Cette nouvelle m’a particulièrement marquée et je l’ai trouvé très bien construire. On sent que quelque chose de surprenant est en train de se dérouler sous nos yeux mais difficile de savoir quoi. La construction de la nouvelle, l’apparition des moutons et tout le déroulé sont savoureux…et terriblement effrayant !
Le silence de l’agneau ou la possession animale…
La directrice adjointe du centre de recherche à sa propre histoire, qui l’a conduite notamment à perdre l’usage d’une partie de sa main à l’usine. Comme un malheur n’arrive jamais seul, c’est le moment où son mari devient accroc aux jeux en ligne. Le divorce reste donc la dernière option pour elle. Mais l’inquiétude continue à peser sur son avenir et celui de sa fille. Sa rencontre avec des moutons « opérés » changera pas mal de choses….
Nous rentrons ici un peu plus dans la culture coréenne et notamment le poids familial pour les femmes. Cette nouvelle est déstabilisante, déjà parce qu’il est surprenant d’axer une possession sur un agneau. Ensuite parce que toute l’ambiance de cette nouvelle est réellement étrange et nous permet d’en apprendre plus sur la directrice adjointe…
Oiseau bleu et chat innocent
La découverte d’un livre permettra au veilleur de découvrir une nouvelle histoire dans Oiseau Bleu. Celle d’une femme qui doit fuir avec son enfant. Une seule option pour qu’il survive : l’abandonner. Alors que la femme arrive à partir, les soldats trouvent le bébé mais décide de le laisser mourir tout seul dans les bois. Comme souvent dans ce genre de conte, une famille pauvre élèvera l’enfant.

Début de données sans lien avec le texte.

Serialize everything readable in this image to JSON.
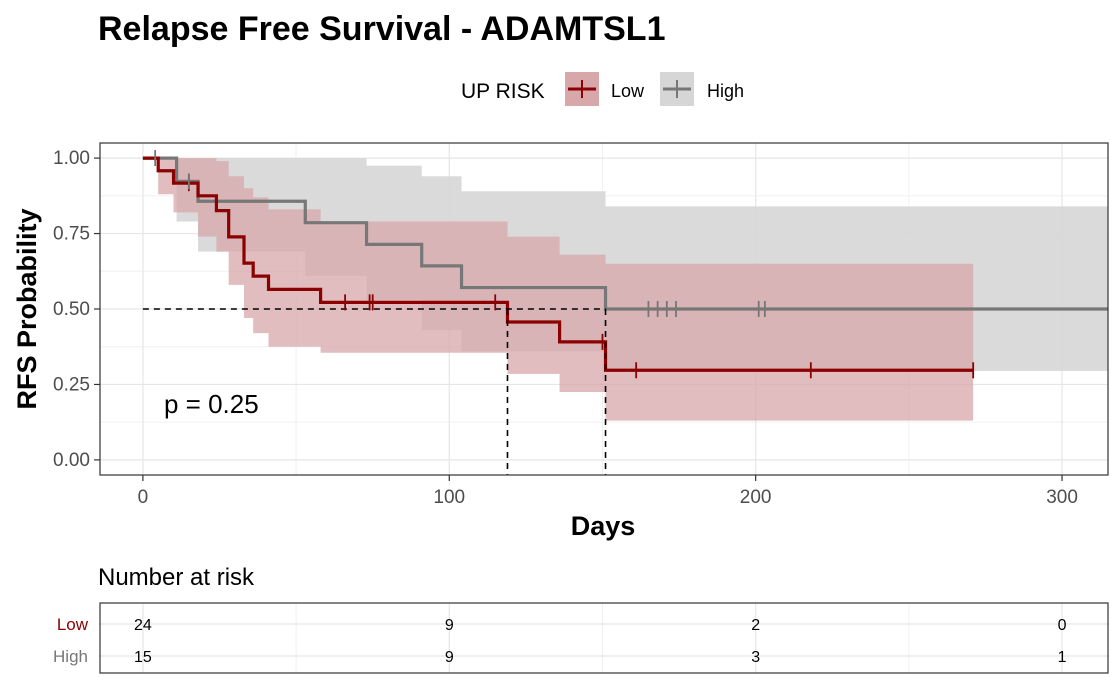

Antépenultième nouvelle de ce recueil, Pourquoi le chat ? est celle que j’ai le plus appréciée. On y apprend l’histoire de cet homme qui entretenait une liaison avec la femme de son ami. suite au décès de ce dernier. Je vous laisse découvrir cette histoire savoureuse d’une histoire relativement banale finalement.
La conclusion de ce recueil sera un bain de soleil où les différents objets du Centre de Recherche prennent un peu l’air.
Un recueil de nouvelle plutôt sympathique à consommer sans modération.
Editions Rivage (Janvier 2025) – Collection Imaginaire – 174 pages – 19,50 € – 97827436662448
Traduction : Kyungran Choi et Pierre Bisiou (Coréen)
Titre Original (anglais) : The Midnight Timetable (2023)
Couverture : Silence de Cate Rangel
Une gardienne de nuit raconte ses rondes dans les couloirs d’un étrange institut de recherche où sont conservées des objets paranormaux. Chaque laboratoire recèle un mystère : un mouchoir brodé d’un oiseau bleu narrant une tragédie familiale, des baskets hantées par un mouton aux pouvoirs surnaturels, un livre relatant les légendes d’un royaume disparu, ou encore un chat qui demande : « Mais pourquoi m’a-t-il tué ? ». A travers ces récits de malédiction et de vengeance, Bora Chung dénonce les horreurs bien réelles de notre époque et porte un regard bienveillant sur les minorités et les animaux.